The creditor may monitor the borrower's business or take other actions that a prudent lender would typically take without forfeiting its immunity to liability. However, the secured creditor exemption does not apply when the lender exercises decision making control over the borrower's environmental compliance such as the borrower's handling or disposal of hazardous materials. Lenders have found themselves exposed to liability when their monitoring begins to approach control over the borrower’s business. Thus, lenders need to exercise caution during workouts when they become more closely monitor borrower’s operations.

It is important to note that the secured creditor exemption will not apply when the creditor’s primary motive for holding the security interest is an as an investor and not to protect a security interest. Thus, purchasers of discounted or distressed notes who are taking the notes because primarily for the income stream or investment potential could find themselves not eligible for the secured creditor exemption. As a result, note purchasers who exercise control over property such as by conducting auctions of personal property or authorizing repairs can face liability as “operators” if they do not qualify for the secured creditor exemption.

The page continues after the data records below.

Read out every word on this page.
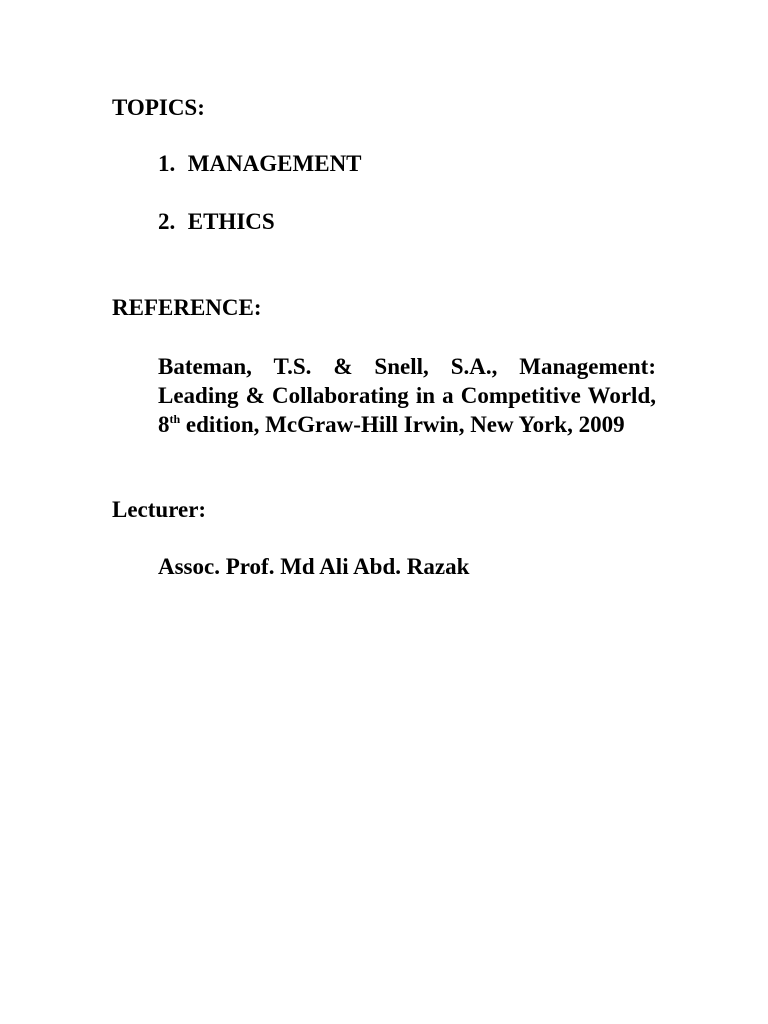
TOPICS:

1. MANAGEMENT

2. ETHICS

REFERENCE:

Bateman, T.S. & Snell, S.A., Management: Leading & Collaborating in a Competitive World, 8th edition, McGraw-Hill Irwin, New York, 2009

Lecturer:

Assoc. Prof. Md Ali Abd. Razak
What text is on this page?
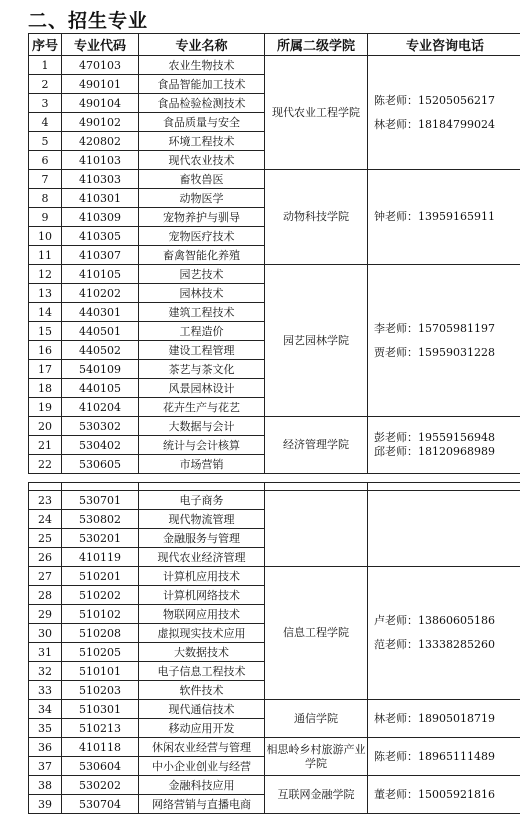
二、招生专业
序号	专业代码	专业名称	所属二级学院	专业咨询电话
1	470103	农业生物技术	现代农业工程学院	陈老师：15205056217
林老师：18184799024

2	490101	食品智能加工技术		
3	490104	食品检验检测技术		
4	490102	食品质量与安全		
5	420802	环境工程技术		
6	410103	现代农业技术		
7	410303	畜牧兽医	动物科技学院	钟老师：13959165911

8	410301	动物医学		
9	410309	宠物养护与驯导		
10	410305	宠物医疗技术		
11	410307	畜禽智能化养殖		
12	410105	园艺技术	园艺园林学院	李老师：15705981197
贾老师：15959031228

13	410202	园林技术		
14	440301	建筑工程技术		
15	440501	工程造价		
16	440502	建设工程管理		
17	540109	茶艺与茶文化		
18	440105	风景园林设计		
19	410204	花卉生产与花艺		
20	530302	大数据与会计	经济管理学院	彭老师：19559156948
邱老师：18120968989

21	530402	统计与会计核算		
22	530605	市场营销		

23	530701	电子商务		
24	530802	现代物流管理		
25	530201	金融服务与管理		
26	410119	现代农业经济管理		
27	510201	计算机应用技术	信息工程学院	卢老师：13860605186
范老师：13338285260

28	510202	计算机网络技术		
29	510102	物联网应用技术		
30	510208	虚拟现实技术应用		
31	510205	大数据技术		
32	510101	电子信息工程技术		
33	510203	软件技术		
34	510301	现代通信技术	通信学院	林老师：18905018719

35	510213	移动应用开发		
36	410118	休闲农业经营与管理	相思岭乡村旅游产业学院	陈老师：18965111489

37	530604	中小企业创业与经营		
38	530202	金融科技应用	互联网金融学院	董老师：15005921816

39	530704	网络营销与直播电商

Two years ago, I reported in my newsletter on State of New York v. Fumex Sanitation et al, where the NYSDEC has filed a CERCLA cost recovery action seeking reimbursement of $500,000 in past response costs from the owner and purchaser of a mortgage note. The state also demanded that the parties implement a remedy that is estimated to cost $628,000. The NYSDEC alleged that the note holder was an "operator" under CERCLA and was not entitled to the secured acreditor exemption because it exercised decision-making control over the property by participating in negotiations with the NYSDEC and repairing the roof. The state also claimed that the note holder assumed responsibility for management of the site by collecting rent from tenants and paying real estate taxes, among other things, he repaired the roof of the building.
Thus, it is important for purchases to evaluate the environmental conditions of the collateral prior to purchasing the by note by performing an environmental site assessment report that complies with the EPA’s All Appropriate Inquiries regulation or the ASTM E1527 standard practice for phase 1 environmental site assessments. collateral to limit the possibility of environmental issues. Purchasers should also consult environmental counsel prior to taking any actions that would be suggestive of exercising control over a potentially-contaminated property.

1 comment:

  1. Great read. "promulgated" is spelled incorrectly in first sentence of 3rd paragraph.